Search code examples
neo4jtreedatabase-performance

Creating/Managing millions of Vertex Tree in Neo4j 3.0.4


I'm doing some stuff with my University and I've been asked to create a system that builds Complete Trees with millions of nodes (1 or 2 million at least). I was trying to create the Tree with a Load CSV Using a periodic commit and it worked well with the creation of just Nodes (70000 ms on a general purpose Notebook :P ). When I tried the same with the Edges, it didn't scale as well.

Using periodic commit LOAD CSV WITH HEADERS FROM 'file:///Archi.csv' AS line 
Merge (:Vertex {name:line.from})<-[:EDGE {attr1: toFloat(line.attr1), attr2:toFloat(line.attr2), attr3: toFloat(line.attr3), attr4: toFloat(line.attr4), attr5: toFloat(line.attr5)}]-(:Vertex {name:line.to})

I need to guarantee that a Tree is generated in no more than 5 minutes.

Is there a Faster method that can return such a performances?
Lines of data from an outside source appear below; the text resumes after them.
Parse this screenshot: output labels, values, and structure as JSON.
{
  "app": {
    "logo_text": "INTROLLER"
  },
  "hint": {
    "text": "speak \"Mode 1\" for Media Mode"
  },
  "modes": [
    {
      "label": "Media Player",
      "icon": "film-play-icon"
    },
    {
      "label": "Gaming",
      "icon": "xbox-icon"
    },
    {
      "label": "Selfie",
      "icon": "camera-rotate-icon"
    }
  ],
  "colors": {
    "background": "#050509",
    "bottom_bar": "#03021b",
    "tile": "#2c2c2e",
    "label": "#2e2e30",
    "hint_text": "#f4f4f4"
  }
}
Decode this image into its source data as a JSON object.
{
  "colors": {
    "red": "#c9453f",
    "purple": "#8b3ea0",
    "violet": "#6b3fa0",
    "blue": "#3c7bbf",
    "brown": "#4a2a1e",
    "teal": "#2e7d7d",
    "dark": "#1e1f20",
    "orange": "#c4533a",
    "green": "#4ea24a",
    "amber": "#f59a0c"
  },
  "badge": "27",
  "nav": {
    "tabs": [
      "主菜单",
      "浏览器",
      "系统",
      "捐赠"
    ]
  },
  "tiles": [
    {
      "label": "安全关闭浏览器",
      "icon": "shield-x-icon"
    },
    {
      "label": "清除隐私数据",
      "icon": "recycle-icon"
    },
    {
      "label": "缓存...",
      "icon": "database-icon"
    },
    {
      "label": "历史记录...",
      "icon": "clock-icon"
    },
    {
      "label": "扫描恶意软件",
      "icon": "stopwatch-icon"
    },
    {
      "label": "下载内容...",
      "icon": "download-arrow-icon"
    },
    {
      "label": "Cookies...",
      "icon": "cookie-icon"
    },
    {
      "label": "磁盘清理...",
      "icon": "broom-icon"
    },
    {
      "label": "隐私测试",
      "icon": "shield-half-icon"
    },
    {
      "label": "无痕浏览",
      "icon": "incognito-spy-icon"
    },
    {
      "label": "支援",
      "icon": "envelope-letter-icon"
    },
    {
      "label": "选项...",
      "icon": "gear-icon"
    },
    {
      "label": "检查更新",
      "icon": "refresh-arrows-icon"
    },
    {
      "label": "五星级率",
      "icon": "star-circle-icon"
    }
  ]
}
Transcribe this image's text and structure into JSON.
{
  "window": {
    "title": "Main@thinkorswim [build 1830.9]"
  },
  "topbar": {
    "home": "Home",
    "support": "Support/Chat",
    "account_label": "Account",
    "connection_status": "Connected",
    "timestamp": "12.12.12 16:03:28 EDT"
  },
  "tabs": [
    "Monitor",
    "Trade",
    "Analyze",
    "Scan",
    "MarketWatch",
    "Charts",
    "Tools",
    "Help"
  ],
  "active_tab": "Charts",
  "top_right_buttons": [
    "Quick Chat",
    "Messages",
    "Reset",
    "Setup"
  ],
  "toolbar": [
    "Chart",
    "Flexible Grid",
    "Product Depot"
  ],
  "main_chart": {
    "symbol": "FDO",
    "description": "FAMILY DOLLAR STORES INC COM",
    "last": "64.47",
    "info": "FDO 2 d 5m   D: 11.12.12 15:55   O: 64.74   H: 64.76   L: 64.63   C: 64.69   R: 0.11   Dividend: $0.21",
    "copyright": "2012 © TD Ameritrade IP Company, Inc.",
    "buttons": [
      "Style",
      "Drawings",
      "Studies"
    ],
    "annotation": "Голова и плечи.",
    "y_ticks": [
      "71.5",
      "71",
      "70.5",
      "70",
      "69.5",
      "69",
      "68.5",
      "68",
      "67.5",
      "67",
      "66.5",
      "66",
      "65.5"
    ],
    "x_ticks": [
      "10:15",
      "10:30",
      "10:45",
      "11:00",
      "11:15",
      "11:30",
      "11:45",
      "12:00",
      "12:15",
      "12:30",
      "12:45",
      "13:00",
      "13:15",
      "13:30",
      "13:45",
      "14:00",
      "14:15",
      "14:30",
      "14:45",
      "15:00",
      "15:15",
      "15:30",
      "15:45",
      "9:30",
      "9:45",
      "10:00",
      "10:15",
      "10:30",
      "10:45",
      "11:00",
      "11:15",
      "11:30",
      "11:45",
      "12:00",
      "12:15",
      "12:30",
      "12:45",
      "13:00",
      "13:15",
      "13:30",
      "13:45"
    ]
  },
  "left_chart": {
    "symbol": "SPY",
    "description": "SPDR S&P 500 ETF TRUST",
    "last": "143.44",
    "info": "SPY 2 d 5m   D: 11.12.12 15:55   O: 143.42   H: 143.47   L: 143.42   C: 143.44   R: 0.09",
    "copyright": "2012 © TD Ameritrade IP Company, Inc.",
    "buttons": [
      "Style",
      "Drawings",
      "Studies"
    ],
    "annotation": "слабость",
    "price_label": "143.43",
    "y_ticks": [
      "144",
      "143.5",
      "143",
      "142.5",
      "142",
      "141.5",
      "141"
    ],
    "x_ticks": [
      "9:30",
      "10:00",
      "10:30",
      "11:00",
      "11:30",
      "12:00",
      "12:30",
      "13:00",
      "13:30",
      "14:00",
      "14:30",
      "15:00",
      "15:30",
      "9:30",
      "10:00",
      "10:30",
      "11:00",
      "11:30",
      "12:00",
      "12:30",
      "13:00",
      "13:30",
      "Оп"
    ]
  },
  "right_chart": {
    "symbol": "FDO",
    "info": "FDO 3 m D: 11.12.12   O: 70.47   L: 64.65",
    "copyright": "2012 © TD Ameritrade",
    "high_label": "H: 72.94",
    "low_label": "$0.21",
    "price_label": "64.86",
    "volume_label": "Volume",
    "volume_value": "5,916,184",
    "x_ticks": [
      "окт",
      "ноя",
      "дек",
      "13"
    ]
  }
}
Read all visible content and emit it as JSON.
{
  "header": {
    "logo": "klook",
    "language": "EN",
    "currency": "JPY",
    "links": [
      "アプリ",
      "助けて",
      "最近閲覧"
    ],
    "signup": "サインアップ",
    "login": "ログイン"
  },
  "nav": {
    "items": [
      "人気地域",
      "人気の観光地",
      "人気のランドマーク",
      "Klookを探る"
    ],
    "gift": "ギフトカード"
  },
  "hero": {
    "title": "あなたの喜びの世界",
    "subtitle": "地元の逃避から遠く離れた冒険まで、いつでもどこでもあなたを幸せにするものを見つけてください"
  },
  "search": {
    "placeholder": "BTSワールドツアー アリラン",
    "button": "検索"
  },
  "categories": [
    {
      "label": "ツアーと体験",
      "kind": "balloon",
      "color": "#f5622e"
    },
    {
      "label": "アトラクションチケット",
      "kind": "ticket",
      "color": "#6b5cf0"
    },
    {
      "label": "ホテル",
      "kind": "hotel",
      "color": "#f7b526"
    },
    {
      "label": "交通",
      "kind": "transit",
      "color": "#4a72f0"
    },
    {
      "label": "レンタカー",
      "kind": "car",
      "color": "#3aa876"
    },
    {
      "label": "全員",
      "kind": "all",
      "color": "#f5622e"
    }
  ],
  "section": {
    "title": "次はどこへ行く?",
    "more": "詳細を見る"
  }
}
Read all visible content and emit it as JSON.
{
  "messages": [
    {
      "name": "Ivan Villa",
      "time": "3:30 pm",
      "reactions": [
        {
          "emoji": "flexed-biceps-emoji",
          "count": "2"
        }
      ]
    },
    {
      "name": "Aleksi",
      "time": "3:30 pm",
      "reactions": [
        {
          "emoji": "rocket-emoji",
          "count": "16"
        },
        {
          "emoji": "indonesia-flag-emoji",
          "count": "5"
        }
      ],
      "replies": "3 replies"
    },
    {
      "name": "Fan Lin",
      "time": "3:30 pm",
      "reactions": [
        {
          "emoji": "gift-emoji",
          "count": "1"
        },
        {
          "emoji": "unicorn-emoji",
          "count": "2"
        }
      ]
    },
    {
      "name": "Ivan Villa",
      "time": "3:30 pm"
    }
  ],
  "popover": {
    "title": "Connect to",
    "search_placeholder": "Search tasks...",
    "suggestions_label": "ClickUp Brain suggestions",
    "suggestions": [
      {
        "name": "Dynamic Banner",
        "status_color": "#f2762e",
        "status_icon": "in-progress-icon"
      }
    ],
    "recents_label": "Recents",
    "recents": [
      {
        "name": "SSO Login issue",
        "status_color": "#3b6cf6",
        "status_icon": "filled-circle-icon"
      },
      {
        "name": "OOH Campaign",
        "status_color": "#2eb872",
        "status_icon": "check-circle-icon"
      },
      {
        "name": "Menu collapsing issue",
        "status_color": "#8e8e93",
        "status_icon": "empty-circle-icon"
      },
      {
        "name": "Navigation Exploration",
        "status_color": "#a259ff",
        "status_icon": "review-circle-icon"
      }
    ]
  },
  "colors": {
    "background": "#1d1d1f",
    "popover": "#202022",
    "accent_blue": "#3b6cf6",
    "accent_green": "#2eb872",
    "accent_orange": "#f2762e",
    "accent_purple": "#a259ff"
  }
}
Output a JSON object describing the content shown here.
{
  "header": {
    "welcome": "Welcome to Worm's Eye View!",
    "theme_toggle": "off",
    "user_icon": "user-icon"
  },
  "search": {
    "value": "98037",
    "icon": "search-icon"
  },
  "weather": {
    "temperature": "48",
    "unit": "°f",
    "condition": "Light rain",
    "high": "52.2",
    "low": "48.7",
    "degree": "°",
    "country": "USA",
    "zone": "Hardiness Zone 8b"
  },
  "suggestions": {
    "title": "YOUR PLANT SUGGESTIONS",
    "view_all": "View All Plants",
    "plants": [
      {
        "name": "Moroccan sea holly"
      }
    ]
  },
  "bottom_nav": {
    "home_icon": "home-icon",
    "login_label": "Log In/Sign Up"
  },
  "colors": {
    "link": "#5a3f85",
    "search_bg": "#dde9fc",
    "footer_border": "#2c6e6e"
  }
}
P.S. : The task doesn't expect to use Neo4j, but just a Database (either SQL or NoSQL), but I found out this NoSQL Graph DB and I thought would be nice to implement with Neo4j as the graph data structure is given for free.

P.P.S : I'm using Cypher


Solution

  • I think you should read up on MERGE in the developer documentation again, to make sure you understand exactly what it's doing.

    A few things in particular to be aware of...

    If the pattern you are merging does not exist, all elements of the pattern will be merged, which could result in duplicate :Vertex nodes being created. If your :Vertexes are supposed to be in the database already, and if there are no relationships yet, and if you are sure that no relationship repeats itself in your CSV, I strongly urge you to MATCH on the start and end nodes, and then CREATE the relationship between them instead of the MERGE. Remember that doing a MERGE with a relationship with many attributes means it will try to match on that first, so as the number of relationships grow between nodes, there will be an increasing number of comparisons, which will slow your query down further. CREATE is a better choice if you know that no relationship will be duplicated, and if you are sure those relationships don't exist yet.

    I also urge you to create an index on :Vertex(name), as that will significantly help matching on end nodes.